To expand upon what Elliot was saying.

Your interface that returns true if the coin was accepted.

public interface Coinable {
    public boolean insertCoin();
}

Some person class that has some coins to insert into a Coinable interface.

public class Person {
    private int coins;

    public Person(int coins) {
        this.coins = coins;
    }

    public void insertCoin(Coinable cn) {
        if (this.coins <= 0) {
            System.out.println("You have no coins");
        } else {
            boolean coinAccepted = cn.insertCoin();
            if (coinAccepted) {
                coins--;
            }
        }
    }
}

And your GumballMachine that implements the Coinable interface.

class GumballMachine implements Coinable {
    private int gumBalls;

    public GumballMachine(int gumBalls) {
        this.gumBalls = gumBalls;
    }

    @Override
    public boolean insertCoin() {
        if (gumBalls <= 0) {
            System.out.println("There are no gumballs left");
            return false;
        } else {
            System.out.println("A gumball was dispensed!");
            gumBalls--;
            return true;
        }
    }
}

And an example of how all this works

public static void main(String[] args) {
    Person p = new Person(3); // 3 coins
    GumballMachine g = new GumballMachine(2); // 2 gumballs 

    p.insertCoin(g);
    p.insertCoin(g);
    p.insertCoin(g); // out of gumballs

    g = new GumballMachine(2); // refill the machine, still have 1 coin
    p.insertCoin(g);
    p.insertCoin(g);
}

Output

A gumball was dispensed!
A gumball was dispensed!
There are no gumballs left
A gumball was dispensed!
You have no coins
  • 1
    i see how you did that, that was the answer i was looking for!
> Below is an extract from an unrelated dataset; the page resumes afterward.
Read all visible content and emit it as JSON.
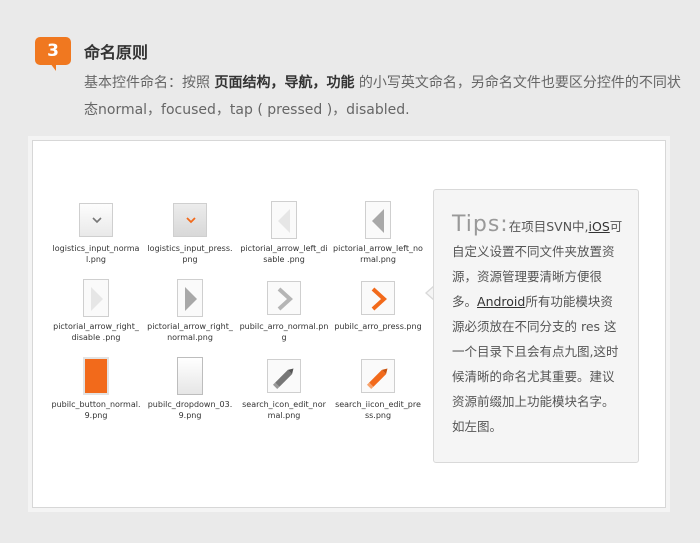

Although i found another solution i want to run by you. basically i just used a static method from another class to facilitate the communication between the two objects via (static method called from person: static method calls a method in GumballMachine: static method returns a Gumball back to Person). can you see an issue with that? – 3alto Nov 21 '15 at 21:27
4

Create an interface, say Coinable, with a single insertCoin() method.

interface Coinable {
    insertCoin();
}

Then you can make n Object(s) that implement Coinable (and, some may delegate). And by programming to the interface, you can use various instances interchangeably.
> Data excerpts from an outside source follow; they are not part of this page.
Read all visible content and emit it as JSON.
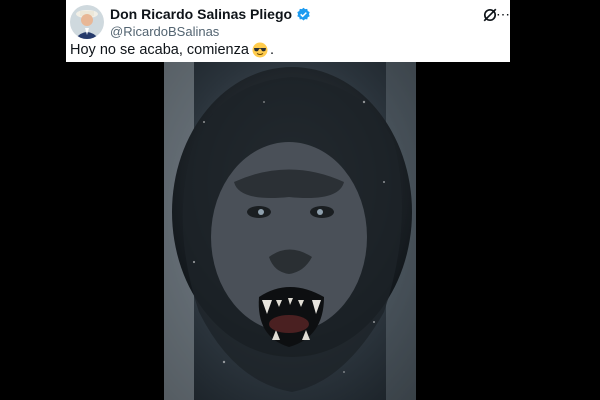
{
  "tweet": {
    "author_name": "Don Ricardo Salinas Pliego",
    "handle": "@RicardoBSalinas",
    "text": "Hoy no se acaba, comienza",
    "text_tail": ".",
    "verified_icon": "verified-badge-icon",
    "emoji": "sunglasses-emoji",
    "menu_icon": "more-icon",
    "grok_icon": "grok-icon"
  },
  "colors": {
    "text": "#0f1419",
    "secondary": "#536471",
    "verified": "#1d9bf0",
    "background": "#000000"
  },
  "media": {
    "type": "image",
    "subject": "lion-icon"
  }
}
  • i created one called InsertCoinInterface, which was implemented by Person, and GumballMachine, how would i then have GumballMachine implementation of the interface be called after the Person implementation was called? – 3alto Nov 21 '15 at 20:59
  • The caller doesn't care. But the Person would need a GumballMachine to delegate to. There's also Chain of Responsibility. I'm not positive what you're asking. – Elliott Frisch Nov 21 '15 at 21:02
  • Let's back up for a moment. Why does the Person object need to know anything about the GumballMachine object? When a person inserts a coin into the gumball machine, why can't that action be executed outside of both classes (in the main body of the program)? – John Doe Nov 22 '15 at 21:26
0

OK, here is a different take on the question.
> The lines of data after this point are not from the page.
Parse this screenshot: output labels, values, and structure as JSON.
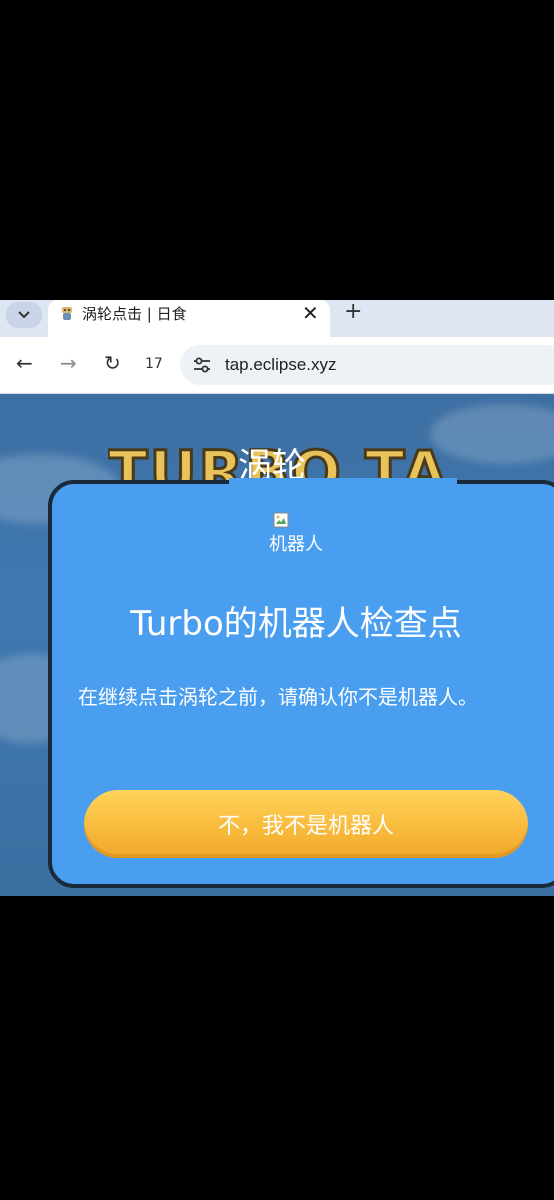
{
  "browser": {
    "tab": {
      "title": "涡轮点击 | 日食",
      "close_glyph": "✕"
    },
    "tab_list_glyph": "⌄",
    "new_tab_glyph": "+",
    "nav": {
      "back_glyph": "←",
      "forward_glyph": "→",
      "reload_glyph": "↻",
      "tab_count": "17"
    },
    "url": "tap.eclipse.xyz"
  },
  "page": {
    "banner_text": "TURBO TAP",
    "header_label": "涡轮",
    "dialog": {
      "image_alt": "机器人",
      "title": "Turbo的机器人检查点",
      "body": "在继续点击涡轮之前，请确认你不是机器人。",
      "confirm_button": "不，我不是机器人"
    }
  },
  "colors": {
    "dialog_bg": "#4a9ef0",
    "button_bg": "#f8b93a",
    "page_bg": "#3f79b0"
  },
  "icons": [
    "chevron-down-icon",
    "favicon-icon",
    "close-icon",
    "plus-icon",
    "back-arrow-icon",
    "forward-arrow-icon",
    "reload-icon",
    "site-info-icon",
    "broken-image-icon"
  ]
}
An object oriented principle is to minimize coupling. I agree that it is often a good idea. But another important programming principle is to minimize complexity. The answer by cricket_007 does a good job of reducing coupling, but it does add more code. I don't know the specifics of your application, but there may be times when it is better to go with the simpler but more coupled code. This is especially true if the application is going to be fairly small.